Brown lentils - or lentejas requires only three ingredients
1. 250g of brown (pardina) lentils (pre-soaked for 3 hours)
2. lots of vegetables (think root crops and green beans - not large leafy vegetables) and some herbs
3. Serriana olive oil
Fry the vegetables until partially cooked. Then, add the pre-soaked and drained brown lentils and fry for a couple of minutes. Finally, add 900ml of water and leave to simmer for 35 minutes.
Of course, we like to make our recipes more complex (and more flavoursome than that) - so, here's how to ready do it.
(But, I wanted to show you how simple this recipe is - and why its a great 'busy weekday' dish)
How to cook Lentejas with olive oil
Step 1: Soak the brown lentils. Find a bowl, add the lentils and fill with fresh water above the line of the lentils. You may see some bubbles form on top of the liquid - these are starch. Scrape these off and discard. You can also rinse and replace the water to reduce starch, if you have time.
Step 2. Prepare your vegetables, and then heat 30g of Serriana olive oil in a large heavy pan, before adding all the vegetables and frying gently for about 8 minutes
Step 3. Add your spices and continue to gently fry for another 5 minutes or so.
Step 4. Drain and add your pre-soaked brown lentils to the pan and fry for 1 minute.
Step 5. Add the vegetable stock and bring to the boil and then turn down the heat to simmer.
Step 6. Add short grained rice and the vinegar.
Step 7. Simmer for 30 minutes, stirring occasionally.
Step 8. Top with fresh parsley (or similar) and serve.
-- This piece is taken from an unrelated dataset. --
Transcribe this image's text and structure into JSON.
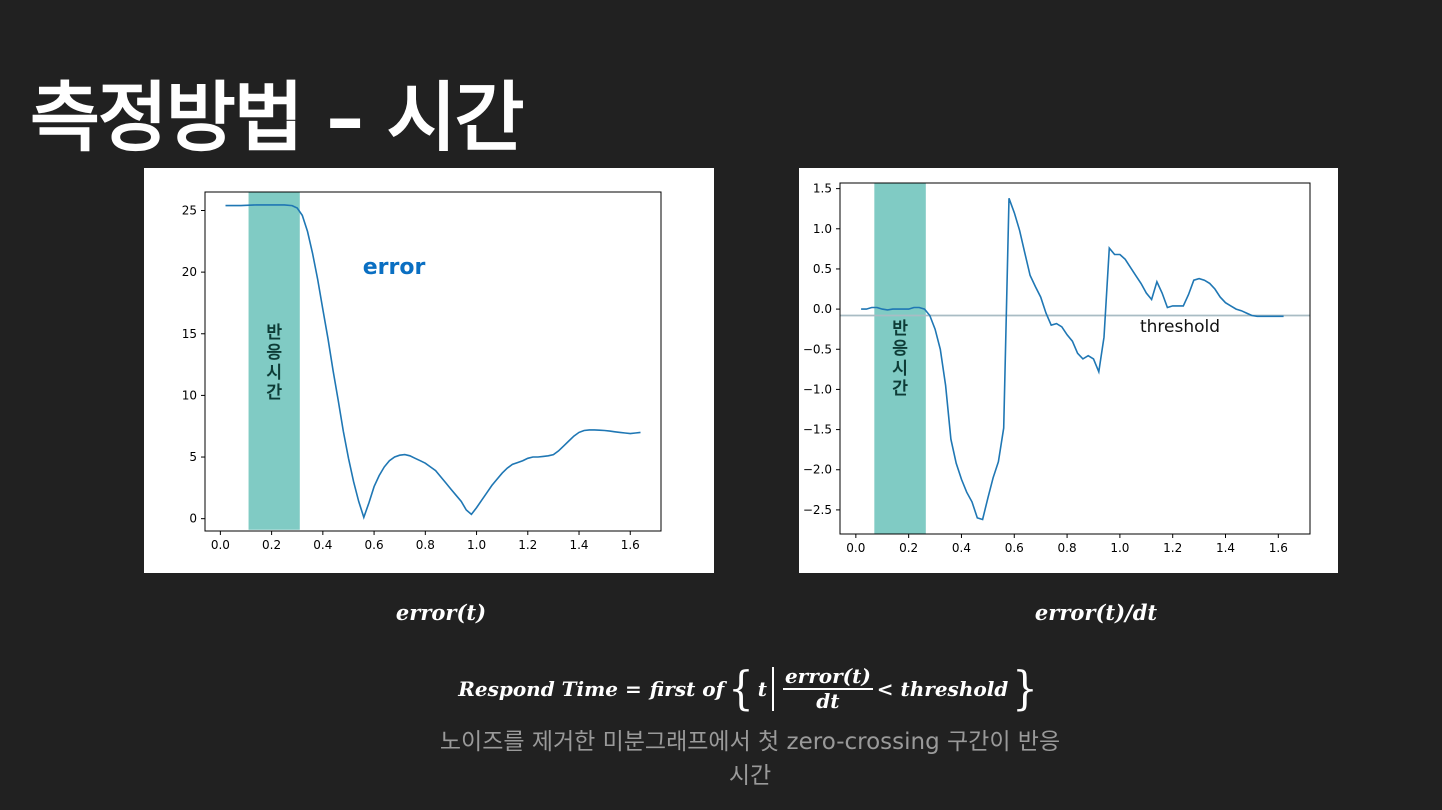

The great thing about lentils or lentejas with olive oil is that you can use any (hard / firm) vegetables that need to be eaten up! As mentioned, if you lack fresh vegetables, you can use frozen ones - like peas.
However, these may not need much cooking, so with peas, I add them when there is just 5 minutes left.
If you are sitting down to eat - then decant everything into a large white bowl - like this one! It makes the dish look special - even though it was actually quick and easy (so long as you pre-soaked your lentils, that is).